The strain - you say you hope it has not been too great for me - was really bad. Only the men you would have trusted and believed in before, proved equal to it. One or two of my friends stood splendidly like granite rocks round which the seas stormed in vain. They were all junior officers. But many other fine men broke to pieces. Everyone called it shell shock. But shell shock is very rare. What 90% get is justifiable funk, due to the collapse of the helm - of self-control. I felt fearful that my nerve was going at the very last morning. I had been going - with far more responsibility than was right for one so inexperienced - for two days and two nights, for hours without another officer even to consult and with my men utterly broken, shelled to pieces.

(9) Charles Hudson, journal entry, quoted in Soldier, Poet, Rebel (2007)

He was a lusty raw-boned lad, unlikely one would think to suffer from nerves, or a mental breakdown. He had been quiet of late, but I had not realised that his nerves were unusually affected. We were very short of officers, and in any case to send an officer from another platoon was unfair and might do irreparable damage to his own prestige in the company. I reasoned with him and persuaded him to go. He was killed. The men said he had refused to lie down when machine gun fire swept across no man's land, as the rest of the party had quite rightly done. Fire at night was un-aimed and of no particular danger or significance.
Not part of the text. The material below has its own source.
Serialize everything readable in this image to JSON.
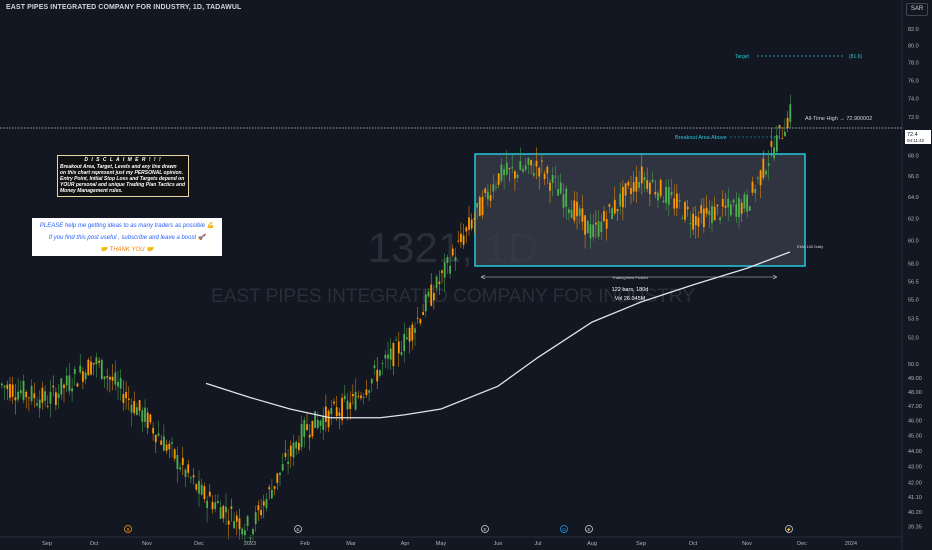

The men thought him foolhardy. I wondered if he had been paralysed by his own fear, or so afraid of being afraid that he had refused to allow himself to take cover.

(10) Walter Duranty, I Write As I Please (1935)
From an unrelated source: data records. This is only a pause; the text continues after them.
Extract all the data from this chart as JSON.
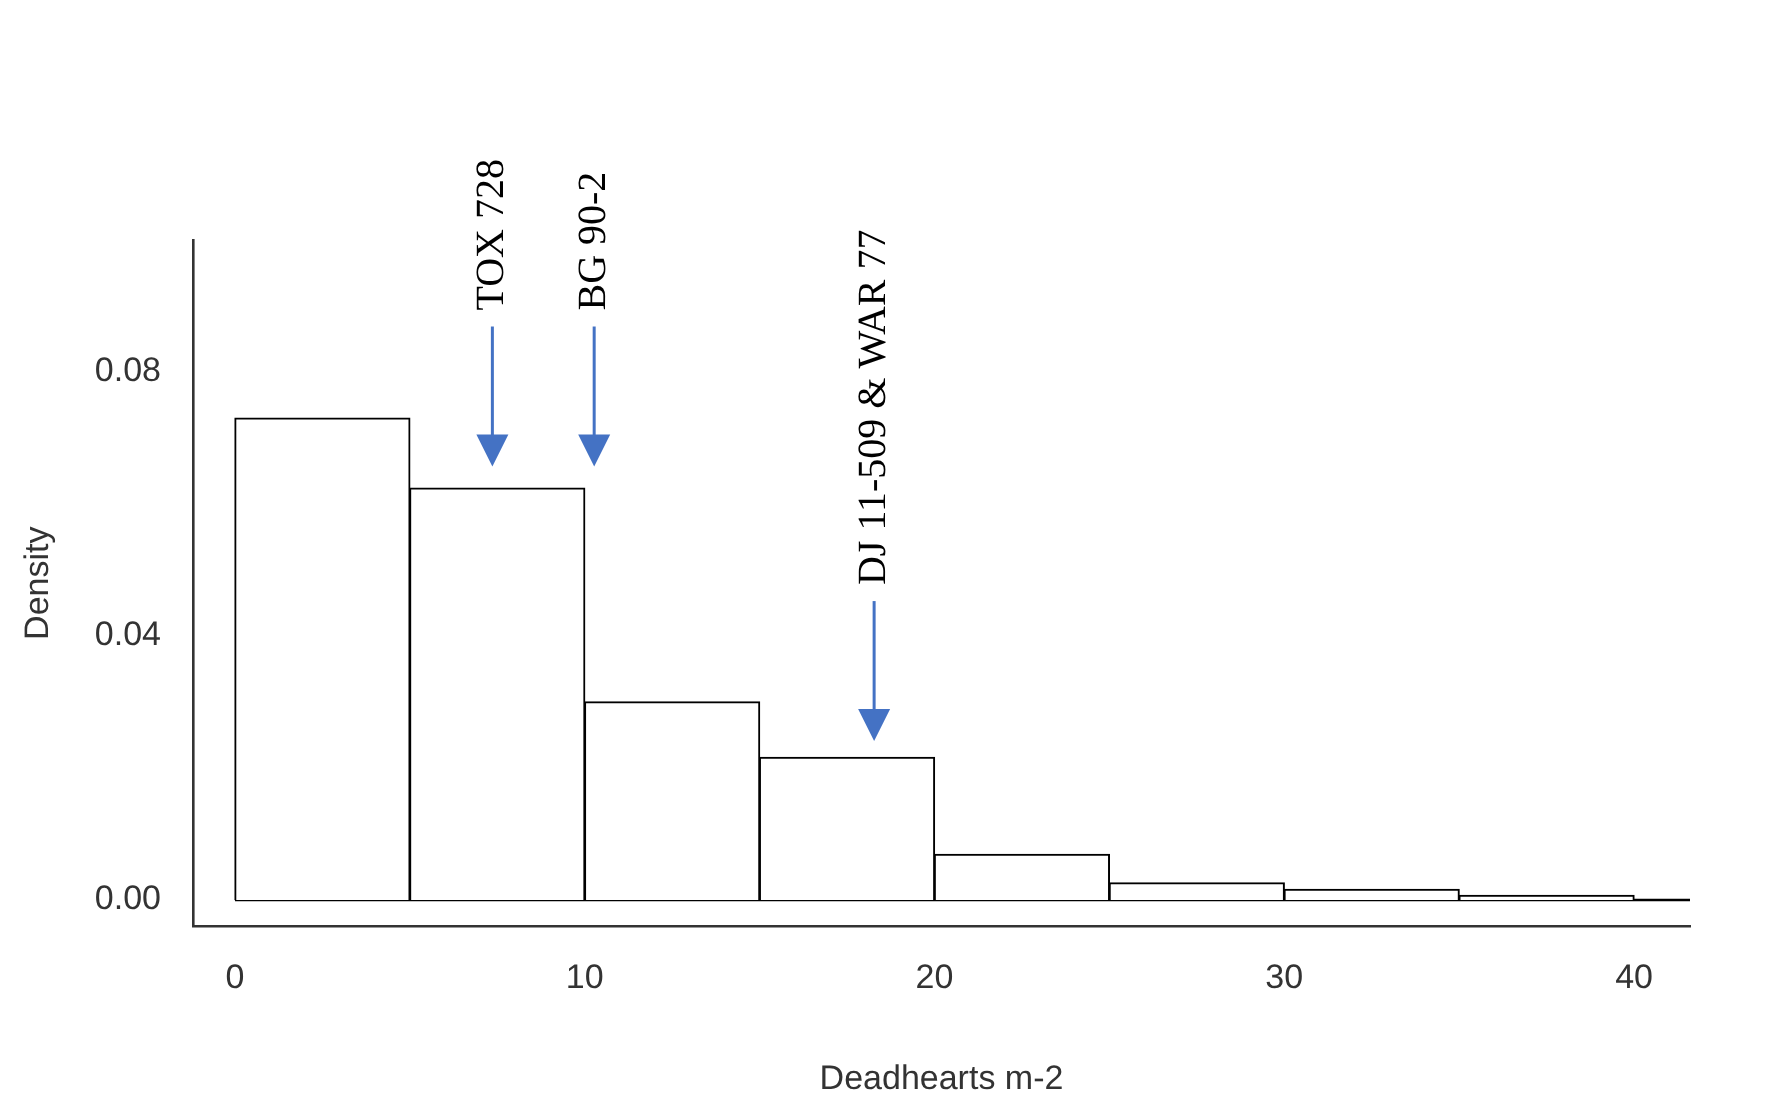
{
  "chart_data": {
    "type": "histogram",
    "xlabel": "Deadhearts m-2",
    "ylabel": "Density",
    "bins": [
      0,
      5,
      10,
      15,
      20,
      25,
      30,
      35,
      40
    ],
    "values": [
      0.073,
      0.0624,
      0.03,
      0.0216,
      0.0069,
      0.0026,
      0.0016,
      0.0007
    ],
    "color": "#ffffff",
    "xlim": [
      -1.2,
      41.6
    ],
    "ylim": [
      -0.004,
      0.1
    ],
    "xticks": [
      0,
      10,
      20,
      30,
      40
    ],
    "yticks": [
      {
        "value": 0,
        "label": "0.00"
      },
      {
        "value": 0.04,
        "label": "0.04"
      },
      {
        "value": 0.08,
        "label": "0.08"
      }
    ],
    "ref_lines": [
      {
        "axis": "y",
        "value": 0,
        "color": "#000000"
      }
    ],
    "annotations": [
      "TOX 728",
      "BG 90-2",
      "DJ 11-509 & WAR 77"
    ],
    "grid": false,
    "legend": false
  }
}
Some men in an army are what one terms cowards, that is they can't control their fear and their nerves break sooner or later. They try to run or hide in the first shell-hole, or shoot themselves in hand or foot and in extreme cases, deliberately seek the death they fear by putting their heads over the top of a trench; I've known that to happen. Then there is a larger group, whose nerves are dull. They don't much fear danger, or grow used to it, and carry on calmly with more interest most of the time in how they are fed and clothed and paid, and whether the trenches are damp or dry, and what the girls and eats and drinks will be like in their next period of rest behind the line, than in the enemy's shelling or their own fears. Finally there are the exceptional men, one in ten thousand or more, like Alexander and Sweeney, who get a real kick from danger, and the greater the danger the greater the kick.